On September 30, 2010, The-Daily-Record.com reported in “Mediation program successful in keeping families in homes” that mediation found success with homeowners by reinstating loans at lower interest rates over longer terms, with little emphasis on winning or losing.
Center for American Progress reported in “Idea of the Day: Foreclosure Mediation Programs Are Necessary” on October 26, 2010, that “…jurisdictions and the federal government should implement foreclosure mediation programs so that responsible homeowners and their lenders or mortgage servicers have at least one chance prior to foreclosure to review the documentation and ensure the foreclosure is both legal and appropriate”. This idea might be a positive for debtors filing Chapter 13 bankruptcy in New York who want to renegotiate their mortgage payments during the housing market uncertainty. After the robosigning and notarization ills, banks such as Bank of America Corp. and Ally Financial Inc., two of our nation’s largest home mortgage lenders, announced resuming active foreclosures.
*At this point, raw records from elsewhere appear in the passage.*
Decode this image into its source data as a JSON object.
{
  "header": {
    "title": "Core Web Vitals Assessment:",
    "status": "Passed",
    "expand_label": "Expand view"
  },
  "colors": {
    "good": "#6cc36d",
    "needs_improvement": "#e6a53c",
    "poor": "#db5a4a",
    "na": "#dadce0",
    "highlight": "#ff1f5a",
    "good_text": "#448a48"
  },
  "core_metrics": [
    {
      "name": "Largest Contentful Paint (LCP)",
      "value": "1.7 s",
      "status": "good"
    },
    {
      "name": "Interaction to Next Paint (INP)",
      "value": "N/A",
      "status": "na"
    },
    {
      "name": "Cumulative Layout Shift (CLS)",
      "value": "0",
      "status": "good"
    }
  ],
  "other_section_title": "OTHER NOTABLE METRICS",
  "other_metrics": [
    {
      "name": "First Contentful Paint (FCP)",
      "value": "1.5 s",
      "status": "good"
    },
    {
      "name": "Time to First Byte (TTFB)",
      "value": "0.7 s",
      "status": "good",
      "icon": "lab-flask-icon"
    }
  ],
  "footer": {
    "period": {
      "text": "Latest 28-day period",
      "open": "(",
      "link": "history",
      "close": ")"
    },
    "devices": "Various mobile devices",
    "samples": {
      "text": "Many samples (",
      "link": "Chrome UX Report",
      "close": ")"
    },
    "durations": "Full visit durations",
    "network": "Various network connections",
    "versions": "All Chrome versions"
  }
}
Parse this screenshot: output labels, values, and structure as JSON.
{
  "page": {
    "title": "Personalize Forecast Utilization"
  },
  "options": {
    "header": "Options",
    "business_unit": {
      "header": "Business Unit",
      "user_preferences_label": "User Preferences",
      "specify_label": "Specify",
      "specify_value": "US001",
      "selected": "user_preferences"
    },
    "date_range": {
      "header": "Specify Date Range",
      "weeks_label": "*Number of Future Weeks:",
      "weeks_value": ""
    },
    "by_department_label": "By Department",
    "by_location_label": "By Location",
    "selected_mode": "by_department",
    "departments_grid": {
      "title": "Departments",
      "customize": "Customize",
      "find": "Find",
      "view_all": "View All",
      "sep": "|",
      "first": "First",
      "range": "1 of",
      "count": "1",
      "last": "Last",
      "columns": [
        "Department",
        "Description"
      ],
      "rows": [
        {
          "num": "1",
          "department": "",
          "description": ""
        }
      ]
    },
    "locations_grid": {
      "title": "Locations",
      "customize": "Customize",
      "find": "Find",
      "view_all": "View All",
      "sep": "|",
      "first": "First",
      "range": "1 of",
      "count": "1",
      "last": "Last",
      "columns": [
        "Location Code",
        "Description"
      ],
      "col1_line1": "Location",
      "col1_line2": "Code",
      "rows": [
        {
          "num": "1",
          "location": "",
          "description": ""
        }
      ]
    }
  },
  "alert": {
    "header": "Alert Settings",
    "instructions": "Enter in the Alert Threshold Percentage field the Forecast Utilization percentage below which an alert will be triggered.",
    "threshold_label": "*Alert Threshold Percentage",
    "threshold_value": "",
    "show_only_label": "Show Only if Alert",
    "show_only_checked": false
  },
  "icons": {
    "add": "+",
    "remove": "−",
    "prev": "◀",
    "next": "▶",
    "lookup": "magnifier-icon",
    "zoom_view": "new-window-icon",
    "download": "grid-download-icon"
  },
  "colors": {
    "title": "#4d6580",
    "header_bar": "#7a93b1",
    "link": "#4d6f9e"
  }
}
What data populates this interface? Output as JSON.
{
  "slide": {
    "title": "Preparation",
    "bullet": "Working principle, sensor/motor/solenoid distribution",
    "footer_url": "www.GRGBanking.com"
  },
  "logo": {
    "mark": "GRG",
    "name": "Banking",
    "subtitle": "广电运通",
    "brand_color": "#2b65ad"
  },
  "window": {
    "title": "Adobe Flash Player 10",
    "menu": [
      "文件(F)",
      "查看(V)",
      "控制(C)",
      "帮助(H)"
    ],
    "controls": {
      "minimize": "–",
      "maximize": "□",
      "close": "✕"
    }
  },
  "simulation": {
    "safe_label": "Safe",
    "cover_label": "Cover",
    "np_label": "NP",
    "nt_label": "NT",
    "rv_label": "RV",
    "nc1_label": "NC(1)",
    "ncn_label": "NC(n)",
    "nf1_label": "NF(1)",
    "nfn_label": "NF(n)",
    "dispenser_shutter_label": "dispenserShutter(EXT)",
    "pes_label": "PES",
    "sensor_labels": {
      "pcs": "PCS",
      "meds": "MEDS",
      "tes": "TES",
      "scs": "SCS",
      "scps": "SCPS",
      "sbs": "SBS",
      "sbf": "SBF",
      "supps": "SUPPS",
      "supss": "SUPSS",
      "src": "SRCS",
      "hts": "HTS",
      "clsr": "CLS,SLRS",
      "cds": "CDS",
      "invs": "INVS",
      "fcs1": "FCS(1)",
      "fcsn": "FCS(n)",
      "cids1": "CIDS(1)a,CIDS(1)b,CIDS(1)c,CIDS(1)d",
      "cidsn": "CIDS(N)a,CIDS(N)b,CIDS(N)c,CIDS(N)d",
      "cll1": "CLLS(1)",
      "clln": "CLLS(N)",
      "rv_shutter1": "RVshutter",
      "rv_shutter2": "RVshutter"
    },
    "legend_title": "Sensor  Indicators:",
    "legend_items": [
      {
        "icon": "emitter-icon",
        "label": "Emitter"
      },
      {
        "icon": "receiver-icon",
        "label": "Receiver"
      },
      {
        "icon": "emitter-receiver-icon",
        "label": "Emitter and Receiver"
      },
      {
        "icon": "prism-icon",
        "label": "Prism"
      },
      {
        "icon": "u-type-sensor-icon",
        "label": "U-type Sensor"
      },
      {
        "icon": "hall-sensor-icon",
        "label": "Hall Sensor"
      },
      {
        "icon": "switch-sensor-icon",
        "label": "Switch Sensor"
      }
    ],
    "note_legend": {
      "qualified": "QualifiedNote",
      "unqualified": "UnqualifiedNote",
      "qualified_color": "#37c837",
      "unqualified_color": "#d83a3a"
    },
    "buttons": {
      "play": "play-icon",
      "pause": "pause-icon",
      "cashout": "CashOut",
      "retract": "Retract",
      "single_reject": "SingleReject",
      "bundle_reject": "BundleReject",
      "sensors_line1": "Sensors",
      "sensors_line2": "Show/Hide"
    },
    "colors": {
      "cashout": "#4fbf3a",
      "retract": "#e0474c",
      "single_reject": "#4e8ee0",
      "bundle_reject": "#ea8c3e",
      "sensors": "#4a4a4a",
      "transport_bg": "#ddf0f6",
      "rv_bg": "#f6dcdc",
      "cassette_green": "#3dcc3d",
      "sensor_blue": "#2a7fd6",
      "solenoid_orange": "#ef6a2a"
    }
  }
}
For New York individuals, Chapter 13 bankruptcy may be the problem solver for people who are behind on their mortgage payments. Chapter 13 is for someone who wants to consolidate mortgage arrearages into a repayment plan. During the automatic stay in a bankruptcy, a debtor can negotiate with the lender when coming up with a repayment plan. Home mortgage mediation may be the tool for the parties to (1) negotiate a sustainable loan modification for the debtor and nets the mortgage servicing company more value than from foreclosing on the home, or (2) discuss the foreclosure process for borrowers who default on their mortgage payments even if modifications were made.
Home mortgage foreclosure mediation involves borrowers, lenders, and mortgage services companies coming together to resolve foreclosures. Mortgage services companies represent investors in mortgages bundled into mortgage-backed securities and sold worldwide.
The foreclosure ills played out in the press in late 2010 brought renewed claims that banks’ use of the Mortgage Electronic Registration Systems, instead of recording mortgages with local counties where land was situated hurt their ability to establish they owned the loans on which they were foreclosing. As a result, mortgage-backed securities investors were sold mortgages the banks may have to purchase back because investments did not meet standards set for the securities. The foreclosure crisis not only put borrowers into bankruptcy, but investors into financial hardship.
Even bank foreclosures resuming, challenges from borrowers overload New York state and bankruptcy courts with expensive, time-consuming foreclosure lawsuits. Foreclosure mediation may speed claims, save money from not having to carry declining property, reduce housing vacancies, and stabilize government income from property tax.